Files in transformations will stay assigned for ever
This is quite an edge case. It can happen whenever you have a transformation that creates multiple operations on files.
Suppose the following request is created
- req1: Waiting
- op1: Waiting
- LFN1:Waiting
- LFN2: Waiting
- op2: Waiting
- LFN1: Waiting
- LFN2:Waiting
If the Op1 fails for LFN1, but succeeds for Op2, we will have the following
- req1: Failed
- op1: Failed
- LFN1:Failed
- LFN2: Done
- op2: Waiting
- LFN1: Waiting
- LFN2:Waiting
if you then call getRequestFileStatus, you will get:
LFN1: Failed
LFN2: Waiting
And that's the best it can do really.
The problem then is when updating the FileTask status:
https://github.com/DIRACGrid/DIRAC/blob/1cd1173303b177dbfe44ede43d18d25514713301/src/DIRAC/TransformationSystem/Client/RequestTasks.py#L374-L378
We do not take into account the case of LFN2.
It is very hard to know what to do. The Request is in a final state (it will never change anymore), but the file is not (it only went half way through the process it has to follow).
Setting it Problematic is maybe an option...

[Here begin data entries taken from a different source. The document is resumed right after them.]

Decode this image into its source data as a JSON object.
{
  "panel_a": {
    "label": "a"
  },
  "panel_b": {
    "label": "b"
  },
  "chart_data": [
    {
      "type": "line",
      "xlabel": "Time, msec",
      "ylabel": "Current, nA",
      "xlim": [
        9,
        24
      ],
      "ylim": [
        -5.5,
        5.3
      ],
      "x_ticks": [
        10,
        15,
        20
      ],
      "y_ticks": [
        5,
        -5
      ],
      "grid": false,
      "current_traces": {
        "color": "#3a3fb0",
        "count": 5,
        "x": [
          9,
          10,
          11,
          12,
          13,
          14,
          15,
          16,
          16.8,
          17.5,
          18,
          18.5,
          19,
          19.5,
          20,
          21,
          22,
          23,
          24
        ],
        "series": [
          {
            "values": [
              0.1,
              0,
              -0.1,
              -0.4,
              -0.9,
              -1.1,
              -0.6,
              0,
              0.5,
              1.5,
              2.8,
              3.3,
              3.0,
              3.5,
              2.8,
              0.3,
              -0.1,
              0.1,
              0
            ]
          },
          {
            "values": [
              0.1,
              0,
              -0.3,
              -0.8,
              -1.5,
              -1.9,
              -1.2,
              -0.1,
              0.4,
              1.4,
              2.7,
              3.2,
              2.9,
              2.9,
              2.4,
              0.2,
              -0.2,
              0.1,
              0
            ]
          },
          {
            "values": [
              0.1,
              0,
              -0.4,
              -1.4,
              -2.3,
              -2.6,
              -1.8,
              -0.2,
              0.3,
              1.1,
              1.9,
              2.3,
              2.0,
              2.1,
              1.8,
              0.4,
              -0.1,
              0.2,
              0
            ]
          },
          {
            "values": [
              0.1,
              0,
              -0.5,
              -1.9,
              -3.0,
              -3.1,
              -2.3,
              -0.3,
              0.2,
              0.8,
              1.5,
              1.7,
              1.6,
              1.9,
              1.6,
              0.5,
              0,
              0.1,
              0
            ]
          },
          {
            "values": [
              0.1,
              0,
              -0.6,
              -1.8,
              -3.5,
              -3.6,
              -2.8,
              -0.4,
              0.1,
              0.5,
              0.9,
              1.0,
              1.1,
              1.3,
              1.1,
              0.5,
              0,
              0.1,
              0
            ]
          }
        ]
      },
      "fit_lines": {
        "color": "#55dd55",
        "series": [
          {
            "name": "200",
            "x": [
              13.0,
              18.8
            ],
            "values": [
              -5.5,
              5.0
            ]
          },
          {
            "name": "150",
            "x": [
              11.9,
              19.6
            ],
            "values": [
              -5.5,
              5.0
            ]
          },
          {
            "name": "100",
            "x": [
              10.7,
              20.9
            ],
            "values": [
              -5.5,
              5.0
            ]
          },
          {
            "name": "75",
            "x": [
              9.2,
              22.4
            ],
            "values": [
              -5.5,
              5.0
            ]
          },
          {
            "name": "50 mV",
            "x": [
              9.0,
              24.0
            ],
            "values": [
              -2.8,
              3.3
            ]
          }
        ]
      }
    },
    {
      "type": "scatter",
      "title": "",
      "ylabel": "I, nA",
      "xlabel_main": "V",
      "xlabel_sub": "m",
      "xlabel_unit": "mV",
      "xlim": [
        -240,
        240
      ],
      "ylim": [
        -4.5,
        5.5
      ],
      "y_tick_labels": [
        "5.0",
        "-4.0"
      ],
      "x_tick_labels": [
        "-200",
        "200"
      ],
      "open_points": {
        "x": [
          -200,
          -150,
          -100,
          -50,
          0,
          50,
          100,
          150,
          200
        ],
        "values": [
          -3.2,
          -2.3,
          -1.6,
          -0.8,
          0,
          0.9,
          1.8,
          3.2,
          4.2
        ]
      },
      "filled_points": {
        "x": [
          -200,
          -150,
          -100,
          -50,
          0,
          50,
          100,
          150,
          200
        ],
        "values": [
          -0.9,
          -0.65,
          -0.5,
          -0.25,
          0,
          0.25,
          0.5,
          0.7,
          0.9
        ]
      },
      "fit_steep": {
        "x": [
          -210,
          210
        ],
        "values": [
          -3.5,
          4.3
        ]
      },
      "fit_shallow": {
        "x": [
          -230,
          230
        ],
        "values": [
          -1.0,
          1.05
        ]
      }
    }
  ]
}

I think more and more that whenever we have a Transformation with multiple operations per request, we should have a flag saying whether the requests are reentrant or not (i.e. can you re-run them from the beginning at any point in time). If they are not, even resetting task should be forbidden.
Opinion @andresailer ?
@sfayer @marianne013 as you start using the TS, you may have opinion too ?
I don't think that a file in (RMS) status Waiting should be set as TransformationFilesStatus.PROBLEMATIC: it just feels wrong.
I think we should instead check what is the status of the request first, and if failed set all files to TransformationFilesStatus.PROBLEMATIC
That's not correct either. Of course, we should take the request status into consideration. But some files can be properly finished, and some not. So setting everything to problematic is not good. The real question is what to do with the files that are only half way through.
I don't see any other option but setting TransformationFilesStatus.PROBLEMATIC those files that are in RMS status Waiting for which the request is in status Failed.
I think this is the correct thing to do in general. The problem is the requests might not be re-entrant. And in this case, we need to fix the request itself, not just resetting the task. That's why I am thinking of adding this safety flag
@andresailer another ping
Sorry, I don't really have an opinion here. Anything that makes things more fault tolerant sounds good!
I add an extra case here. Hopefully this issue will (soon) consolidate into unit tests, and possibly a fix
- req1: Waiting
- op1: Waiting
- LFN1:Done
- LFN2: Waiting
- op2: Done
- LFN1: Done
- LFN2:Done
Both LFN1 and LFN2 will be considered Done, while in fact only LFN1 is.
This is the sort of things that happens constantly with replicateAndRegister. It went unnoticed until now as the registration always worked, but it is absolutely possible that a file was marked as processed while it wasn't yet registered.